The volunteer who gets asked to do just one more thing. The mom whose kid wants another story before going to bed. The person in any relationship (significant other, sibling, co-worker) who for whatever reason has the burden of putting forth more effort and ends up doing more than her share.

Most of us have a basic desire and need to be helpful. To be appreciated and liked. This can lead us to say 'yes' more often than perhaps is to our benefit. And then we end up spending too much time and/or money on projects that need to be done or would be nice to do, may be interesting and even fun, but leave us wondering why we said 'yes' in the first place. Or we give more of our energy or money to someone or to an organization than we're comfortable with, but often we don't speak up and right the balance.

Some people fail to follow through on assignments they've accepted, don't complete them in a timely manner or with the anticipated quality. So those who can and do deliver are usually asked to do more. Often people presume on others' willingness, efficiency and reliability. There's that saying, "If you want something done, ask the busiest person you know."

Sometimes the pushing of boundaries in any relationship is so subtle you don't notice it at first. You think, "I've already done/paid for X, so it's not that big of a deal to also do/buy Y." When does wanting to help and generosity turn into being taken advantage of or becoming a martyr? When does your well run dry...and who refills it? How do you gracefully say "no," or "I've done enough for now?"

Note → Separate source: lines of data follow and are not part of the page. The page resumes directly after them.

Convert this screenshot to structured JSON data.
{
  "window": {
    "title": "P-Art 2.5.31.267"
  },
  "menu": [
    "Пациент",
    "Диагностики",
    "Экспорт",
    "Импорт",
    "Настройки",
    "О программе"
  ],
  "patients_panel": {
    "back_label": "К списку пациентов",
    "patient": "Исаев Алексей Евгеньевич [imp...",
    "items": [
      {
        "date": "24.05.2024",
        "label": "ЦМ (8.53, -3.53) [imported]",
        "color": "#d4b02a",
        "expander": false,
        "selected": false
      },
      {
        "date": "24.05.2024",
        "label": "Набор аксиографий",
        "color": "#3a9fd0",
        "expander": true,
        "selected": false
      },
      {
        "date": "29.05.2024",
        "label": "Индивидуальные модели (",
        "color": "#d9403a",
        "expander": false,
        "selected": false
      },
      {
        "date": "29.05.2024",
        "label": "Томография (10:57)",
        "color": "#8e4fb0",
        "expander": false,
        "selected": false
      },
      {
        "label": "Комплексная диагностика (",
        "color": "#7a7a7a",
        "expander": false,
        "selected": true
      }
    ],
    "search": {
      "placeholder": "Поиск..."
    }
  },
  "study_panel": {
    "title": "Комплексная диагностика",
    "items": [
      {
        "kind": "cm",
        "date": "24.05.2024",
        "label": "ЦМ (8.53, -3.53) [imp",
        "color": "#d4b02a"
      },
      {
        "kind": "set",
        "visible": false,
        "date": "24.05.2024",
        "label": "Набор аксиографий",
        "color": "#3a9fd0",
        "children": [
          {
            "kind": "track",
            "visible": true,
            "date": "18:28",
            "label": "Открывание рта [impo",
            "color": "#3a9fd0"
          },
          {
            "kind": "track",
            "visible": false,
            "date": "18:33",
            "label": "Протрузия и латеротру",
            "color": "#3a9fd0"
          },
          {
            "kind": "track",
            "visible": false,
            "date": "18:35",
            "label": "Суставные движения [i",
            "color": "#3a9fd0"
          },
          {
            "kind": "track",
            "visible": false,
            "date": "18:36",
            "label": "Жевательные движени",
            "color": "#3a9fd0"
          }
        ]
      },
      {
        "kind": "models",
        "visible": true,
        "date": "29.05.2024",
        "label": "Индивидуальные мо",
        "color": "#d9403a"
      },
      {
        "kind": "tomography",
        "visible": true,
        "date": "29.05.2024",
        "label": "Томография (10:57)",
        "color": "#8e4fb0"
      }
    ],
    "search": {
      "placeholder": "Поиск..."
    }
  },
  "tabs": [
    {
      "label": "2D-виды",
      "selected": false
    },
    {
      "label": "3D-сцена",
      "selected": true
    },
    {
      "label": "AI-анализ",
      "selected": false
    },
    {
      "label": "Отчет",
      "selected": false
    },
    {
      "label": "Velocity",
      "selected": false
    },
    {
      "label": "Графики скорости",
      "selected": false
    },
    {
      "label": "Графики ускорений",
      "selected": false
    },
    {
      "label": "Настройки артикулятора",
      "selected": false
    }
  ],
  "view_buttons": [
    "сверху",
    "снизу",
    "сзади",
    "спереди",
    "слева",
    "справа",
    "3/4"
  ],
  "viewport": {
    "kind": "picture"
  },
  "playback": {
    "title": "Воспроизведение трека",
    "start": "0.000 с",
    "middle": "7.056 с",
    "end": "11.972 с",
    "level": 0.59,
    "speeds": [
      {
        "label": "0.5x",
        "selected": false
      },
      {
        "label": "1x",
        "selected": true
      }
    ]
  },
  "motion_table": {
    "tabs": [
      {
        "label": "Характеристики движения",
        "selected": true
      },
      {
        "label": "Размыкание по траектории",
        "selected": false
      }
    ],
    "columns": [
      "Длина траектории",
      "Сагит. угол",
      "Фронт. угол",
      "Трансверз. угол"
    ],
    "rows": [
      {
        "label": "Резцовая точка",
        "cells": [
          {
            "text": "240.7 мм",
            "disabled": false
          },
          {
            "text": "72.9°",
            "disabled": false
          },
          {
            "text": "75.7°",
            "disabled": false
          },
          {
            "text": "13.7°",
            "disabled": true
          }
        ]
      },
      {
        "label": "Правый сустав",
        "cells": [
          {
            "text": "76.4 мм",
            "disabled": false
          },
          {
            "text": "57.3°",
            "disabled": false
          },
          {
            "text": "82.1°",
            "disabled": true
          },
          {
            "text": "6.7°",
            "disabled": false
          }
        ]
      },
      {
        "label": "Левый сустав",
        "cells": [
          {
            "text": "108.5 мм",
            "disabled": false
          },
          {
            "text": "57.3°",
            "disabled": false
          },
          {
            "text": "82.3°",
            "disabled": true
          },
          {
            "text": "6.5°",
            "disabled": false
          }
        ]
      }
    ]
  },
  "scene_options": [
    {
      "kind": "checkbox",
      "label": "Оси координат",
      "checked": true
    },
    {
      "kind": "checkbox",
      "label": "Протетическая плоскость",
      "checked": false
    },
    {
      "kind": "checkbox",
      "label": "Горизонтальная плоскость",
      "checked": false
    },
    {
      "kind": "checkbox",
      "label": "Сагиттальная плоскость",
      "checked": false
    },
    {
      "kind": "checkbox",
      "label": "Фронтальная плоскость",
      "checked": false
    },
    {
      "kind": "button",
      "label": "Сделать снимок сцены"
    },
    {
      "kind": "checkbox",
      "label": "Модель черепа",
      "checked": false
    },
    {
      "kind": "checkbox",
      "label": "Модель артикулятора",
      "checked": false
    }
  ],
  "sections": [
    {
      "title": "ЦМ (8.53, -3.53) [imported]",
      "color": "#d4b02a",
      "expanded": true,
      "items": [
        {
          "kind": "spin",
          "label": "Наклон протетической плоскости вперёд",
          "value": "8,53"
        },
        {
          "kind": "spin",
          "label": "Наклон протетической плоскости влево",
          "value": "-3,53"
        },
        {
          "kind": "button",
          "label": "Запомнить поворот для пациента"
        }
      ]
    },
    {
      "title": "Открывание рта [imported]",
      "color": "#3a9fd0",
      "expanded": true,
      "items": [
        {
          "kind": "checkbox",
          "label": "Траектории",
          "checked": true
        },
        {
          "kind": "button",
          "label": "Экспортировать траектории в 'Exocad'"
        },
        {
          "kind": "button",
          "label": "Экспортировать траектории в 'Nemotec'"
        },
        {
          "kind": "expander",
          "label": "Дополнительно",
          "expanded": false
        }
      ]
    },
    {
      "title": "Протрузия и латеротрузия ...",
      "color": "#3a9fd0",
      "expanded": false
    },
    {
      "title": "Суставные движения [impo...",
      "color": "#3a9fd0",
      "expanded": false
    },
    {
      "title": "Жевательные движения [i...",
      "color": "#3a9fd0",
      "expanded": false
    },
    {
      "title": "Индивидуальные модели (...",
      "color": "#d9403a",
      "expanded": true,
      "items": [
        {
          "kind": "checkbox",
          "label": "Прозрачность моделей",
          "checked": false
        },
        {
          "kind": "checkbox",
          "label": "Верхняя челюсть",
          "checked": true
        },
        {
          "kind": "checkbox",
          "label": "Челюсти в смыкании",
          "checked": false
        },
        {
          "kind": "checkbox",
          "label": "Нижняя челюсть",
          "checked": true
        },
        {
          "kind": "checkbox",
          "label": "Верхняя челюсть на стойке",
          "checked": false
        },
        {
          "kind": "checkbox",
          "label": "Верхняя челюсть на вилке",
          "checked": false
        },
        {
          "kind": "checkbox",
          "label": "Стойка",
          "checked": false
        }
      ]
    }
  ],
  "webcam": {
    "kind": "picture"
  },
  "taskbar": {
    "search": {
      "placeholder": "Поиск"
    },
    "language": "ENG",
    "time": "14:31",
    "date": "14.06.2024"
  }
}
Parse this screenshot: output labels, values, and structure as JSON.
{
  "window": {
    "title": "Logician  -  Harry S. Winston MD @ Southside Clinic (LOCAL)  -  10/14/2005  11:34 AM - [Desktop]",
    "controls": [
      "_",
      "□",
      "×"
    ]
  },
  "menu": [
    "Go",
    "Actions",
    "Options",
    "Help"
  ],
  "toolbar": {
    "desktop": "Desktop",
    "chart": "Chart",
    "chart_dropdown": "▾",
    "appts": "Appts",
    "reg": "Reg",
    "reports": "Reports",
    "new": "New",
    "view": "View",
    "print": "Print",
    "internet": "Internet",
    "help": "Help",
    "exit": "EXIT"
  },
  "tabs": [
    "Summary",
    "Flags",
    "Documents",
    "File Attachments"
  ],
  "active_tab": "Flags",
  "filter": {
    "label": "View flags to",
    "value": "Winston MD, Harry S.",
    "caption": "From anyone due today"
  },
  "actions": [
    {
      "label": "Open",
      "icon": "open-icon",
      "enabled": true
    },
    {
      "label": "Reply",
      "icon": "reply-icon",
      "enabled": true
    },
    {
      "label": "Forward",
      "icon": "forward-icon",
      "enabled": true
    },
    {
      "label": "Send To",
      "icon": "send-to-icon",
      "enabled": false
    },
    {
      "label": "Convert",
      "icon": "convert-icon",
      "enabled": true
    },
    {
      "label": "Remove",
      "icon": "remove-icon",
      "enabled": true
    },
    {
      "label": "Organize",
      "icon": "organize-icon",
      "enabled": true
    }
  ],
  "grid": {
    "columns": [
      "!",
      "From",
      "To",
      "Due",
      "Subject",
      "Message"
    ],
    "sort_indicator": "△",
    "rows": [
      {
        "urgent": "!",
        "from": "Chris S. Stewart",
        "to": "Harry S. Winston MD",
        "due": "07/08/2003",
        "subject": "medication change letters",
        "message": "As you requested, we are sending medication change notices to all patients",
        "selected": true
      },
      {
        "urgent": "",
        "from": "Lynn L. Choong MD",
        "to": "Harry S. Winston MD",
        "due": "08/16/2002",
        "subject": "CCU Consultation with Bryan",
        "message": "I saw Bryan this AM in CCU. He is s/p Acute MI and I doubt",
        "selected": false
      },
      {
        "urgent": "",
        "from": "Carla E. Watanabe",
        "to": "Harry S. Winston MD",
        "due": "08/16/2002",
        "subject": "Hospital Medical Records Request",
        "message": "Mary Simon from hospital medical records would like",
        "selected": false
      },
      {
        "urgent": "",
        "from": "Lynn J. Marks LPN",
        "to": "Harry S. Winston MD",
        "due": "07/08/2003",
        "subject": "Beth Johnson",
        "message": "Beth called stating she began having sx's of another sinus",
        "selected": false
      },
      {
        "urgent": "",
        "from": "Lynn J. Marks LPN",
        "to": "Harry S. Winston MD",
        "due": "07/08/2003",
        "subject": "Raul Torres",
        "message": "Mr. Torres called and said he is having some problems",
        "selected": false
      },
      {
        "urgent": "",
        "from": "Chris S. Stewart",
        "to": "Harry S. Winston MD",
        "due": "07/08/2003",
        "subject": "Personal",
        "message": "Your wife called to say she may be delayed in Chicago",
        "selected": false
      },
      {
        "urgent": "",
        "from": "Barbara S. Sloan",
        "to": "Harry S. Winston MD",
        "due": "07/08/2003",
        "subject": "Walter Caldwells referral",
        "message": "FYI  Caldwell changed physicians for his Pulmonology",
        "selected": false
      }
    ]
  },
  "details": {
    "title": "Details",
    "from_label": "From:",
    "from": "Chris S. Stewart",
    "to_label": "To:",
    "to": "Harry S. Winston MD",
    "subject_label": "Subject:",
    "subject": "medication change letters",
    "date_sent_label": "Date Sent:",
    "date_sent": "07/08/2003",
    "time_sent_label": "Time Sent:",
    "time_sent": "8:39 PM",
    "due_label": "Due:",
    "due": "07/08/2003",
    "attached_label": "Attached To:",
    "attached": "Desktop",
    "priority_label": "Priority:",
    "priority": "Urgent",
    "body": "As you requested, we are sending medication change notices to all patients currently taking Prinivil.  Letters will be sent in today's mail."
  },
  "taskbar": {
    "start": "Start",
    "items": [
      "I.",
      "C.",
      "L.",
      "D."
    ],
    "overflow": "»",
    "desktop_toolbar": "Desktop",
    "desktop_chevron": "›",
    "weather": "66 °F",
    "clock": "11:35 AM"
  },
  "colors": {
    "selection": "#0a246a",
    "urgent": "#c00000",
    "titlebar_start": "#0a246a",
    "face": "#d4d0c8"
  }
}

For example, I agreed to help a group with some publicity. Next they asked me to write something another volunteer had agreed to do but didn't. Then to coordinate a small task. Then several other small things...which finally added up to more than I was willing to do. I had to say no. I felt bad, knowing they needed the help.

The Mayo Clinic says that saying no can reduce stress, here. The Washington Post's take on why it's often hard to say no is here. Check out more advice here.

Is there something you want to say no to? Will you?


Karen said...

Hi Ruth,

Great post! I just ran across an interesting volunteer opportunity for a literacy organization, but what they need is more than I can give right now, so I'm forcing myself to walk away. Not easy to do, especially for a good cause. I've learned the hard way that when I'm over-committed everything suffers, so there's no point in trying to fit in that one more thing.

EilisFlynn said...

I say no all the time, simply because I know that doing so is better than getting irritated. And my blood pressure's high enough!

I keep seeing this little purse I want to buy for a friend of mine with the words "Stop me before I volunteer again!" Truer words were never spake, Ruth!